Она протянула руку, чтобы схватиться за перила лестницы и, подтянувшись, встать на затекшие ноги. Ее рука коснулась... нет, не перил... милостивые небеса, что это?... чего-то мохнатого!. Крик ужаса замер на губах Эмили... глухой звук странных легких шагов послышался на ступенях рядом с ней... и вспышка молнии осветила стоящую у подножия лестницы огромную черную собаку, которая обернулась и посмотрела вверх на нее, прежде чем раствориться в возвратившейся густой темноте. Но даже в этот короткий миг Эмили успела заметить ее глаза, горящие красным, словно у дьявола, огнем.
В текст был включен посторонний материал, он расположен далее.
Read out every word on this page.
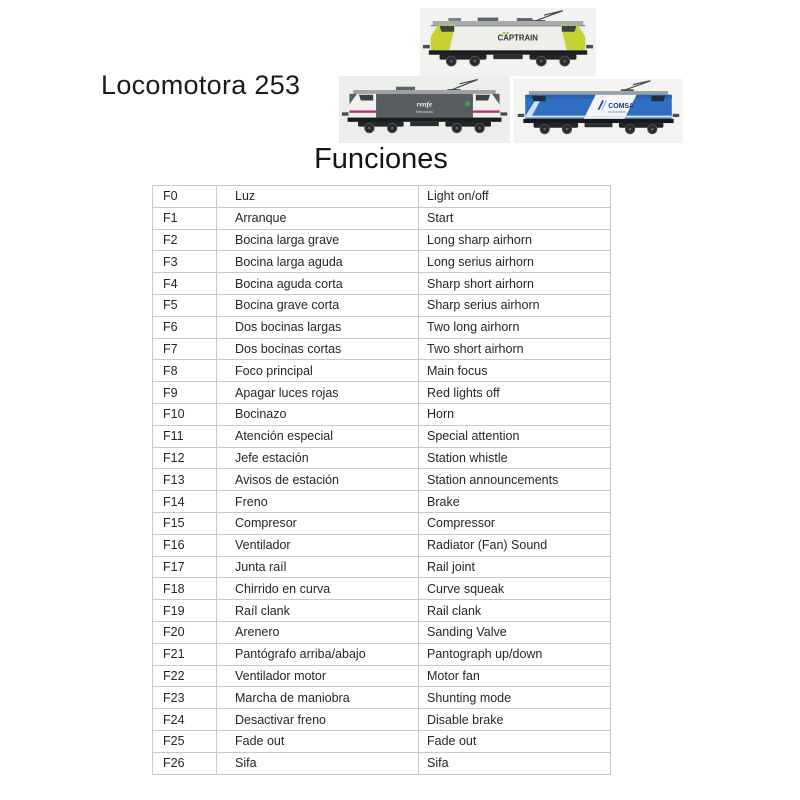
Locomotora 253
CAPTRAIN
renfe
Mercancías
COMSA
rail transport
Funciones
F0	Luz	Light on/off
F1	Arranque	Start
F2	Bocina larga grave	Long sharp airhorn
F3	Bocina larga aguda	Long serius airhorn
F4	Bocina aguda corta	Sharp short airhorn
F5	Bocina grave corta	Sharp serius airhorn
F6	Dos bocinas largas	Two long airhorn
F7	Dos bocinas cortas	Two short airhorn
F8	Foco principal	Main focus
F9	Apagar luces rojas	Red lights off
F10	Bocinazo	Horn
F11	Atención especial	Special attention
F12	Jefe estación	Station whistle
F13	Avisos de estación	Station announcements
F14	Freno	Brake
F15	Compresor	Compressor
F16	Ventilador	Radiator (Fan) Sound
F17	Junta raíl	Rail joint
F18	Chirrido en curva	Curve squeak
F19	Raíl clank	Rail clank
F20	Arenero	Sanding Valve
F21	Pantógrafo arriba/abajo	Pantograph up/down
F22	Ventilador motor	Motor fan
F23	Marcha de maniobra	Shunting mode
F24	Desactivar freno	Disable brake
F25	Fade out	Fade out
F26	Sifa	Sifa
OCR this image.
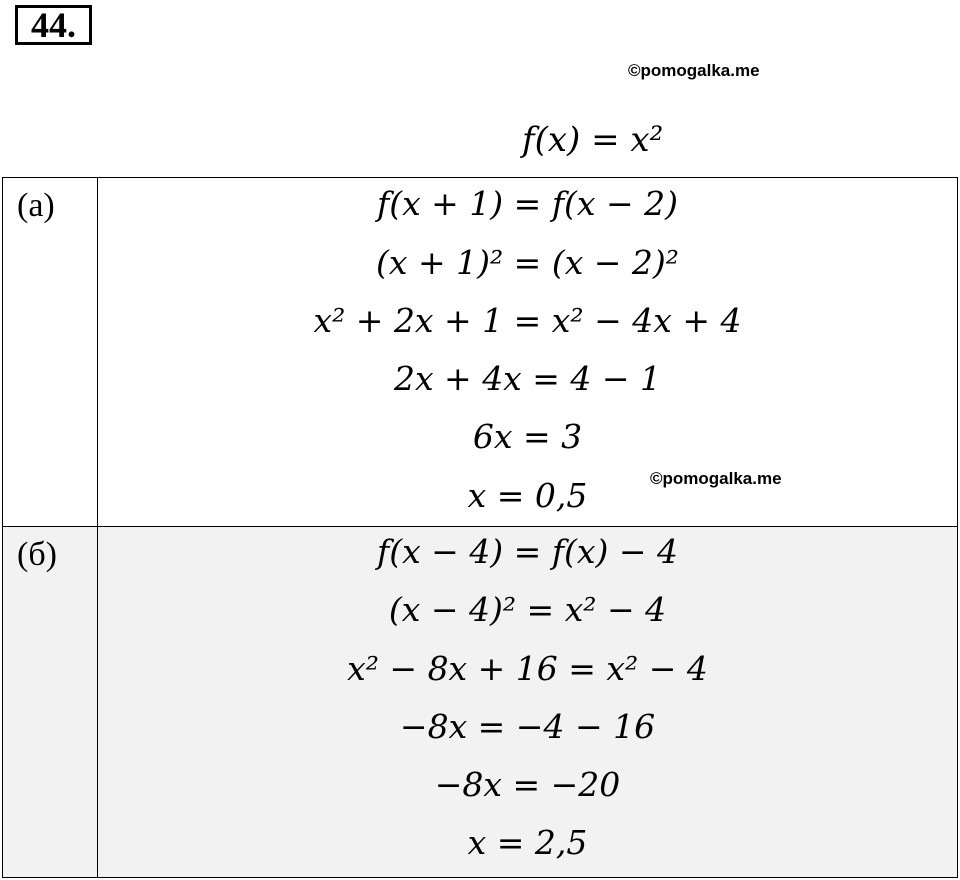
44.
©pomogalka.me
f(x) = x²
(а)	f(x + 1) = f(x − 2)
(x + 1)² = (x − 2)²
x² + 2x + 1 = x² − 4x + 4
2x + 4x = 4 − 1
6x = 3
x = 0,5
(б)	f(x − 4) = f(x) − 4
(x − 4)² = x² − 4
x² − 8x + 16 = x² − 4
−8x = −4 − 16
−8x = −20
x = 2,5
©pomogalka.me
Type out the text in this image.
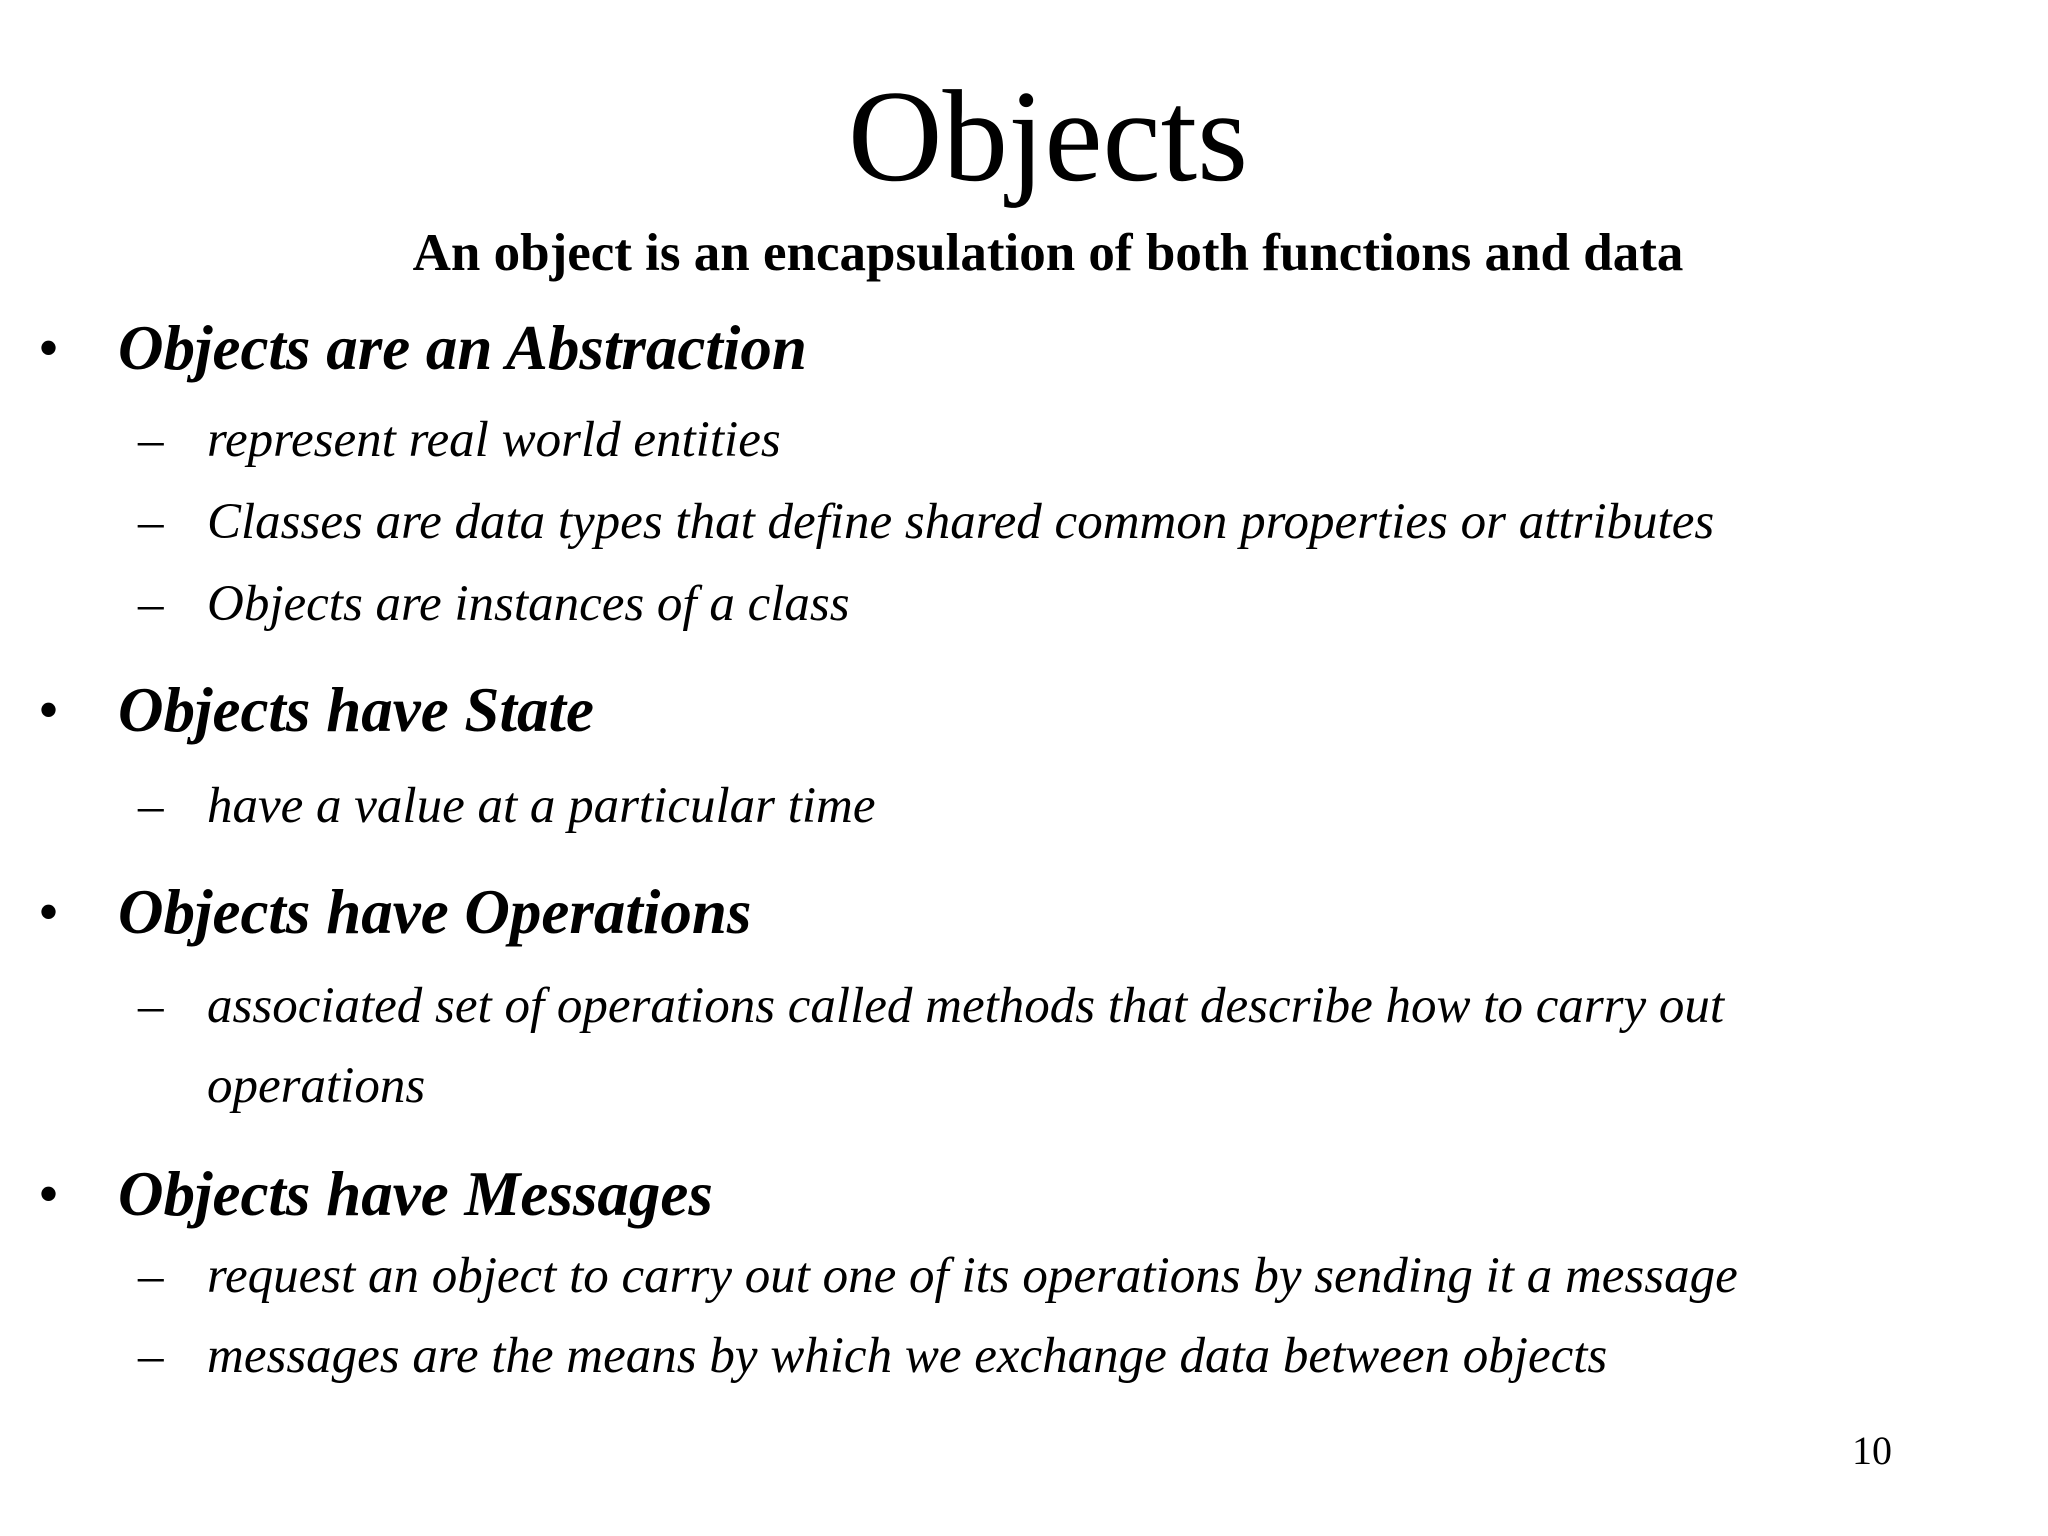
Objects
An object is an encapsulation of both functions and data
• Objects are an Abstraction
– represent real world entities
– Classes are data types that define shared common properties or attributes
– Objects are instances of a class
• Objects have State
– have a value at a particular time
• Objects have Operations
– associated set of operations called methods that describe how to carry out
operations
• Objects have Messages
– request an object to carry out one of its operations by sending it a message
– messages are the means by which we exchange data between objects
10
Волосы снова зашевелились на голове Эмили... очень большая, очень холодная гусеница медленно поползла вверх по ее позвоночнику. Эмили чувствовала, что не может двинуть ни единым мускулом — даже ради спасения собственной жизни. Она не могла даже вскрикнуть. Единственное, что пришло ей в голову в первую минуту: перед ней ужасный демон в виде являвшейся в церковь лохматой черной собаки из романа «Певерил Пик». Несколько минут она была в таком ужасе, что ее начало мутить. Затем громадным, недетским усилием воли — я думаю, это и был тот момент, когда Эмили окончательно рассталась с детством, — она вернула себе самообладание. Нет, она не поддастся страху... она стиснула зубы и сжала дрожащие руки... Она будет мужественной... здравомыслящей. Это всего лишь обычная собака из Блэр-Уотер, которая проскользнула следом за своим хозяином — каким-нибудь маленьким шалопаем — на галерею, а потом ее там забыли. Такое случалось и прежде. Новая вспышка молнии убедила ее в том, что в притворе нет никого, кроме нее. Очевидно, собака вернулась в церковь. Эмили решила, что останется там, где сидит. Она оправилась от страха, но не хотела снова почувствовать в темноте неожиданное прикосновение холодного носа или мохнатого бока. Она никогда не сможет забыть весь ужас того мгновения, когда прикоснулась к этому животному.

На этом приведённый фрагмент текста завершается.